410613: GYM104065 I Mental Abuse To Humans

Bobo is asked to solve the following math problem:

Given $$$m$$$ pairs of integers $$$(x_1,t_1),(x_2,t_2),\ldots,(x_m,t_m)$$$ where $$$0 \leq x_i < n$$$ and $$$t_i\in \{0,1\}$$$, count the number of subsets $$$A \subseteq S_n=\{0,1,\dots,n-1\}$$$ satisfying

• $$$\forall 1 \le i \le m$$$, $$$x_i \in A$$$ if and only if $$$t_i = 1$$$.
• $$$ A +_n (S_n \setminus A) = S_n$$$.

For any two sets $$$A,B$$$ consisting of nonnegative integers, $$$A+_n B$$$ is defined by $$$$$$A+_n B = \{(a+b) \bmod n \mid a \in A, b \in B\}.$$$$$$

The answer might be enormous, and you should output the answer modulo $$$998\,244\,353$$$.

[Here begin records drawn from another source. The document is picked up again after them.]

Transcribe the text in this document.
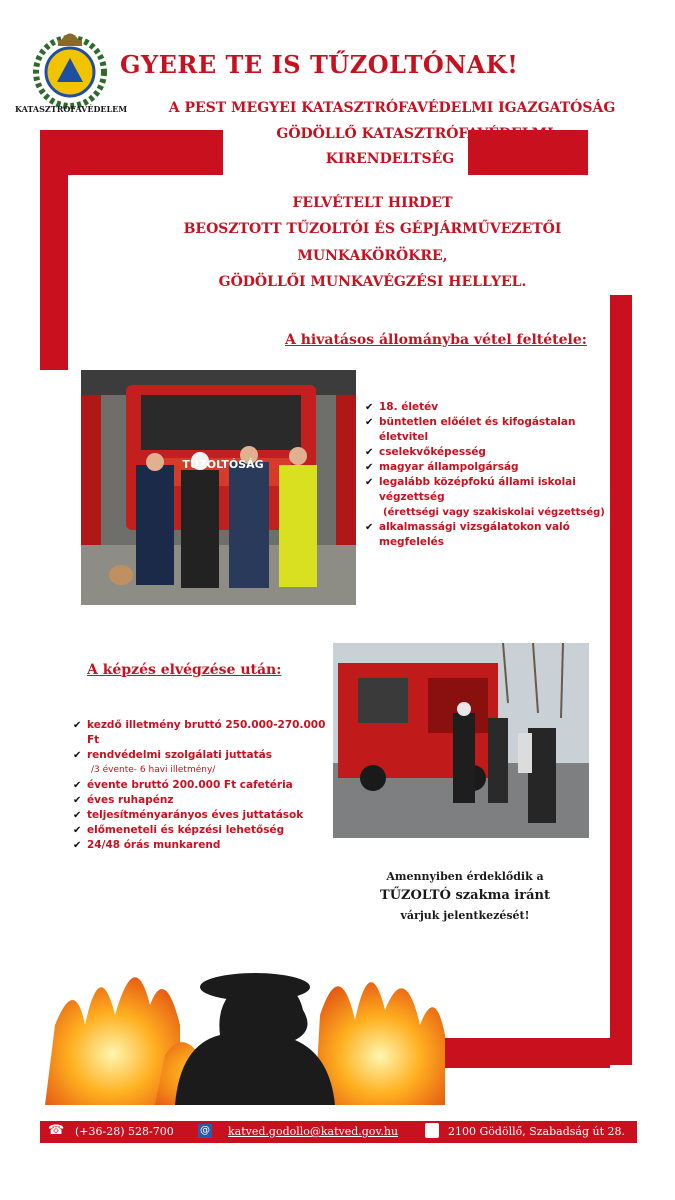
KATASZTRÓFAVÉDELEM
GYERE TE IS TŰZOLTÓNAK!
A PEST MEGYEI KATASZTRÓFAVÉDELMI IGAZGATÓSÁG
GÖDÖLLŐ KATASZTRÓFAVÉDELMI
KIRENDELTSÉG
FELVÉTELT HIRDET
BEOSZTOTT TŰZOLTÓI ÉS GÉPJÁRMŰVEZETŐI
MUNKAKÖRÖKRE,
GÖDÖLLŐI MUNKAVÉGZÉSI HELLYEL.
A hivatásos állományba vétel feltétele:
TŰZOLTÓSÁG
✔ 18. életév
✔ büntetlen előélet és kifogástalan életvitel
✔ cselekvőképesség
✔ magyar állampolgárság
✔ legalább középfokú állami iskolai végzettség
(érettségi vagy szakiskolai végzettség)
✔ alkalmassági vizsgálatokon való megfelelés
A képzés elvégzése után:
✔ kezdő illetmény bruttó 250.000-270.000 Ft
✔ rendvédelmi szolgálati juttatás
/3 évente- 6 havi illetmény/
✔ évente bruttó 200.000 Ft cafetéria
✔ éves ruhapénz
✔ teljesítményarányos éves juttatások
✔ előmeneteli és képzési lehetőség
✔ 24/48 órás munkarend
Amennyiben érdeklődik a
TŰZOLTÓ szakma iránt
várjuk jelentkezését!
☎ (+36-28) 528-700	@ katved.godollo@katved.gov.hu	2100 Gödöllő, Szabadság út 28.
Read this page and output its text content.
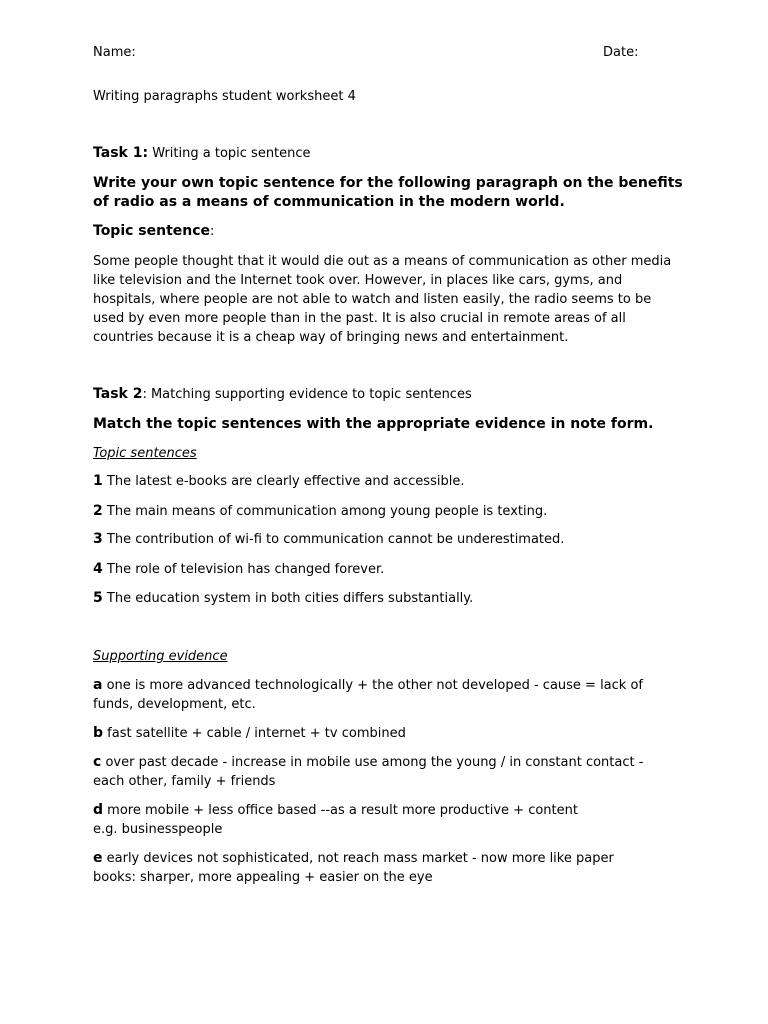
Name:	Date:
Writing paragraphs student worksheet 4
Task 1: Writing a topic sentence
Write your own topic sentence for the following paragraph on the benefits of radio as a means of communication in the modern world.
Topic sentence:
Some people thought that it would die out as a means of communication as other media like television and the Internet took over. However, in places like cars, gyms, and hospitals, where people are not able to watch and listen easily, the radio seems to be used by even more people than in the past. It is also crucial in remote areas of all countries because it is a cheap way of bringing news and entertainment.
Task 2: Matching supporting evidence to topic sentences
Match the topic sentences with the appropriate evidence in note form.
Topic sentences
1 The latest e-books are clearly effective and accessible.
2 The main means of communication among young people is texting.
3 The contribution of wi-fi to communication cannot be underestimated.
4 The role of television has changed forever.
5 The education system in both cities differs substantially.
Supporting evidence
a one is more advanced technologically + the other not developed - cause = lack of funds, development, etc.
b fast satellite + cable / internet + tv combined
c over past decade - increase in mobile use among the young / in constant contact - each other, family + friends
d more mobile + less office based --as a result more productive + content e.g. businesspeople
e early devices not sophisticated, not reach mass market - now more like paper books: sharper, more appealing + easier on the eye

Each test contains multiple test cases. The first line contains an integer $$$T$$$ ($$$1 \le T \le 5$$$) — the number of test cases. The following lines contain the description of each test case.

The first line of each test case contains two integers $$$n$$$ and $$$m$$$ ($$$1 \le n \le 10^{18}$$$, $$$0 \le m \le 5$$$), denoting the size of the universe and the number of integer pairs, respectively.

Then $$$m$$$ lines follow. The $$$i$$$-th line contains two integers $$$x_i,t_i$$$ ($$$0 \le x_i <n, t_i \in \{0,1\}$$$), describing the $$$i$$$-th integer pair.

It is guaranteed that $$$x_1,x_2,\ldots,x_m$$$ are pairwise distinct.

For each test case, output a single integer, denoting the desired answer modulo $$$998\,244\,353$$$.

2
3 0
6 2
0 0
1 1

0
4